DoorDash: After my bad experience with UberEats, I decided to give DoorDash a shot on my next business trip. The first couple delivery fees were free (see below), but now that I've got a few DoorDash deliveries in their history, lately it's been a $9.95 delivery fee, plus what amount in tip I wish to give. For the Long John Silver's Fish & Chicken meal the base cost was $12.59 (see the difference from UberEats?) and a $0 delivery fee with a suggested tip of $4. I haven't had any issues with DoorDash, they've been timely, I get condiments, napkins, plastic ware as needed, but the delivery fee has become a bit cost prohibitive.
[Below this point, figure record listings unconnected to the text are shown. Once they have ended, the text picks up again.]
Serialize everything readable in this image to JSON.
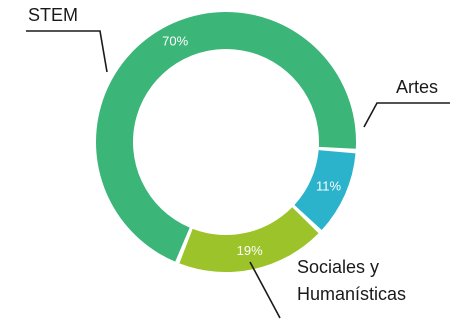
{
  "chart_data": {
    "type": "pie",
    "donut": true,
    "categories": [
      "STEM",
      "Artes",
      "Sociales y Humanísticas"
    ],
    "values": [
      70,
      11,
      19
    ],
    "value_labels": [
      "70%",
      "11%",
      "19%"
    ],
    "colors": [
      "#3cb579",
      "#2bb3cc",
      "#9cc32a"
    ],
    "category_label_lines": [
      [
        "STEM"
      ],
      [
        "Artes"
      ],
      [
        "Sociales y",
        "Humanísticas"
      ]
    ],
    "legend": "leader-line labels outside ring"
  }
}
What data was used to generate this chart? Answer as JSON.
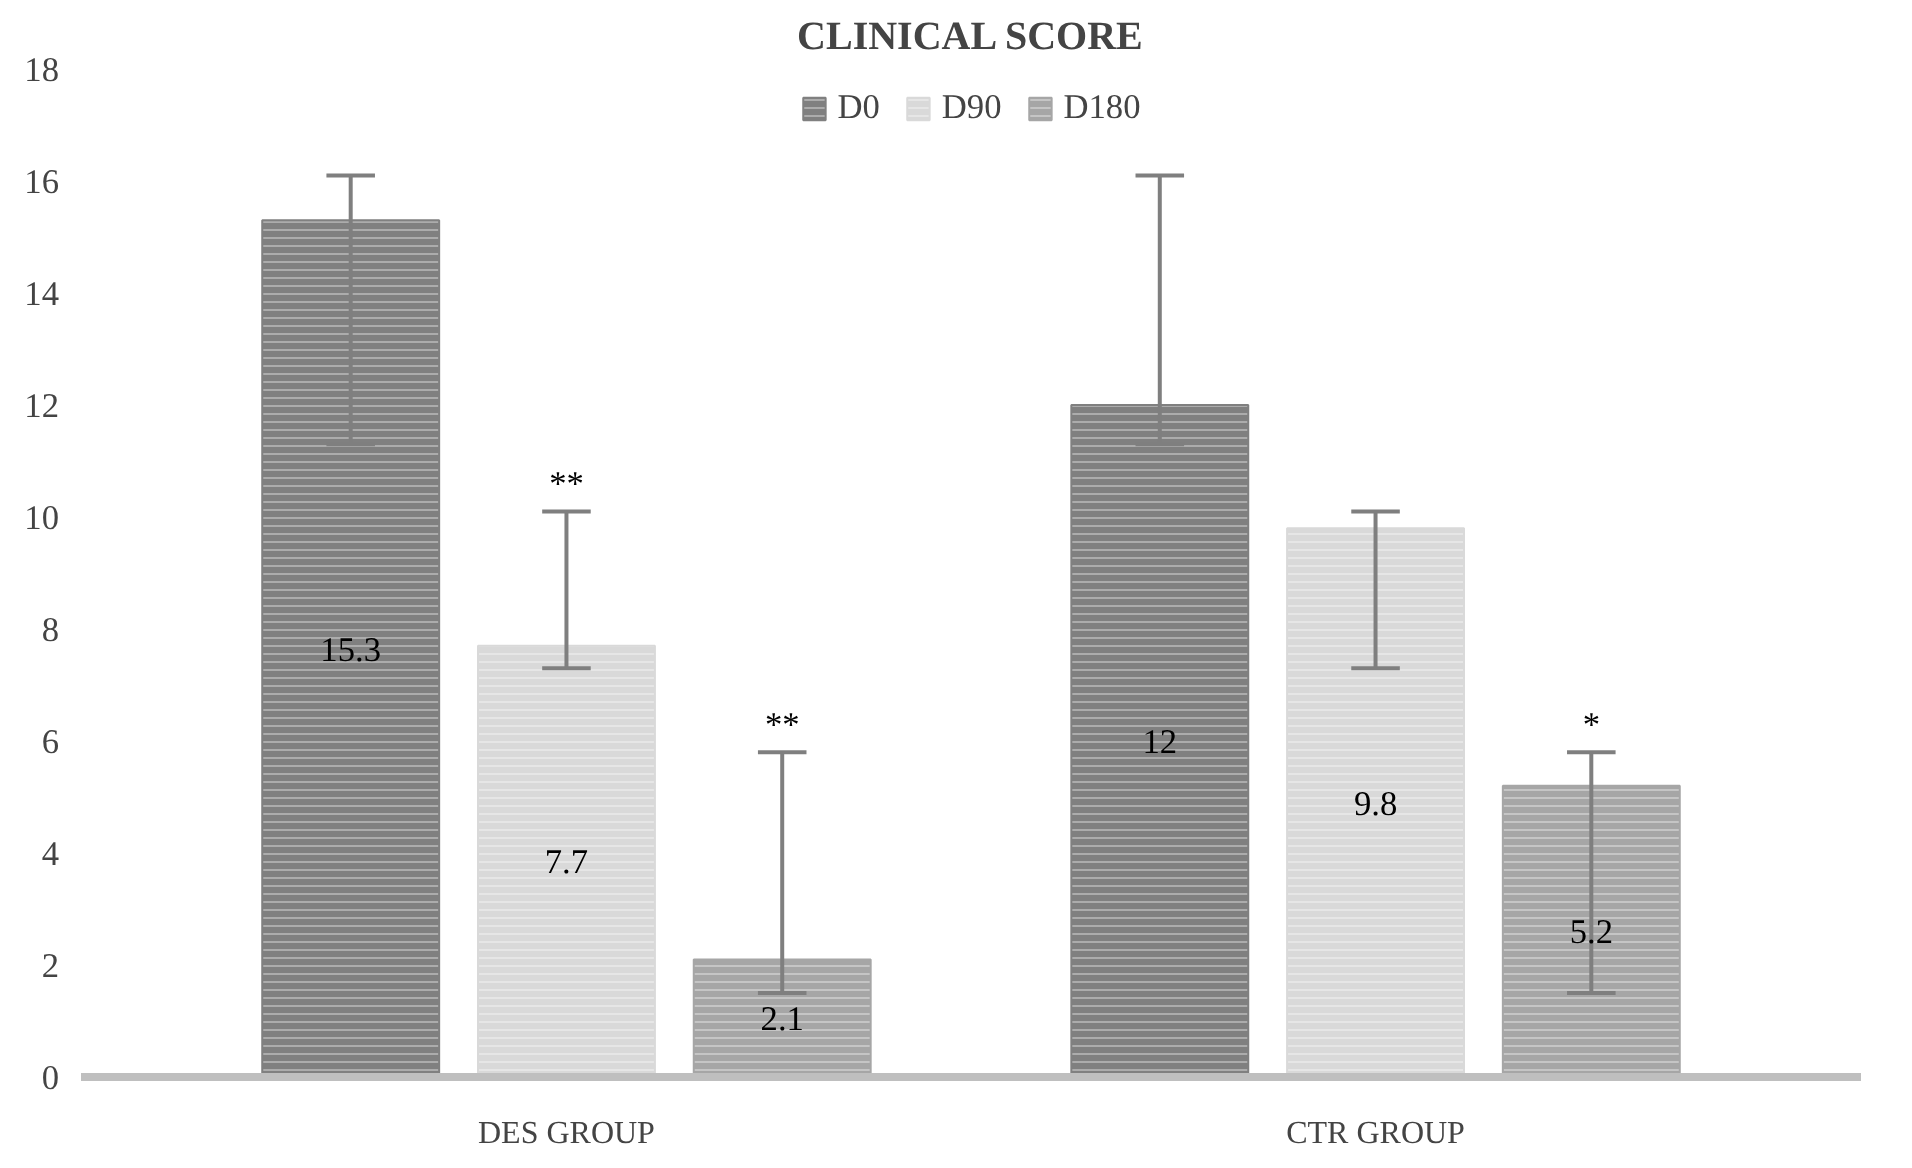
{
  "chart_data": {
    "type": "bar",
    "title": "CLINICAL SCORE",
    "categories": [
      "DES GROUP",
      "CTR GROUP"
    ],
    "series": [
      {
        "name": "D0",
        "color": "#808080",
        "values": [
          15.3,
          12
        ],
        "errors": [
          [
            11.3,
            16.1
          ],
          [
            11.3,
            16.1
          ]
        ]
      },
      {
        "name": "D90",
        "color": "#d9d9d9",
        "values": [
          7.7,
          9.8
        ],
        "errors": [
          [
            7.3,
            10.1
          ],
          [
            7.3,
            10.1
          ]
        ]
      },
      {
        "name": "D180",
        "color": "#a6a6a6",
        "values": [
          2.1,
          5.2
        ],
        "errors": [
          [
            1.5,
            5.8
          ],
          [
            1.5,
            5.8
          ]
        ]
      }
    ],
    "ylim": [
      0,
      18
    ],
    "yticks": [
      0,
      2,
      4,
      6,
      8,
      10,
      12,
      14,
      16,
      18
    ],
    "grid": false,
    "legend": "top",
    "data_labels": true,
    "annotations": [
      {
        "text": "**",
        "x": "DES GROUP",
        "y": 10.1
      },
      "**",
      "*"
    ]
  }
}
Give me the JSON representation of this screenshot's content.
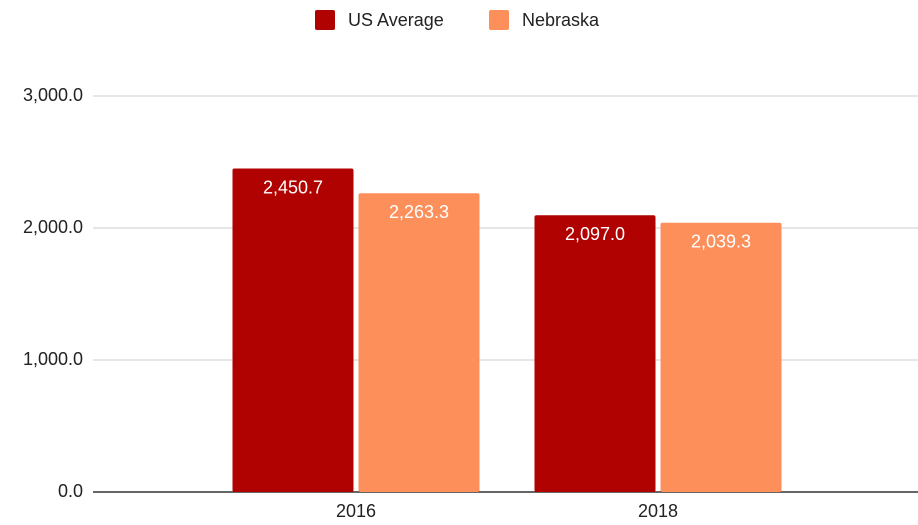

Grubhub: The base cost for the meal is $12.59, just like DoorDash, but a $4.99 delivery fee and a suggested tip amount of $4.59. This drives an eat-in or carry-out meal of $10.29 to $22.17. Pricey, and a bit slow in delivery time not weather related, how much are you willing to pay for convenience?
Like I said, these services have their place, especially if you're on the road, flat out don't have time to cook, go get a meal because of a busy schedule or if temps are sub-zero outside. They are indeed convenient. The downside to that is they do manipulate the meal price, play with delivery fees and tinker with suggested tips based on what you're ordering. It's a business, they have to make their money to stay in business.
To be fair, if you don't like the varying/escalating delivery fees from repeated use, there's a cheat you can use to get around the varying delivery fees. Sign in by creating a new account and using a different email. I'm not a fan of that because I like to keep things simple, but it is a work around if you're looking to save a few bucks for a particular meal or two. But then, why not just get in your vehicle and go somewhere?
To sum, if I'm at home and I don't feel like cooking, I get in my truck and go get my meal. When on the road, depending on my workload, I may or may not use one of these services. It truly depends on how much I want to shell out for convenience. Of the three services reviewed, DoorDash has been the best, but they have also become pricey with their delivery fee for a repeat customer.
Overall, I'm giving these third party delivery services 3 out of 5 Bachelor on the Cheap stars. I need to give UberEats another shot because that initial delivery was hopefully an isolated incident. DoorDash has become cost prohibitive with their delivery fee hikes resulting from repeated use and GrubHub is the most expensive on a per meal basis. Another service needs to enter the mix, a Walmart if you will, no manipulations in meal prices, delivery fees or tip amount. Just one consistent price to deliver a meal to your home, business or hotel room.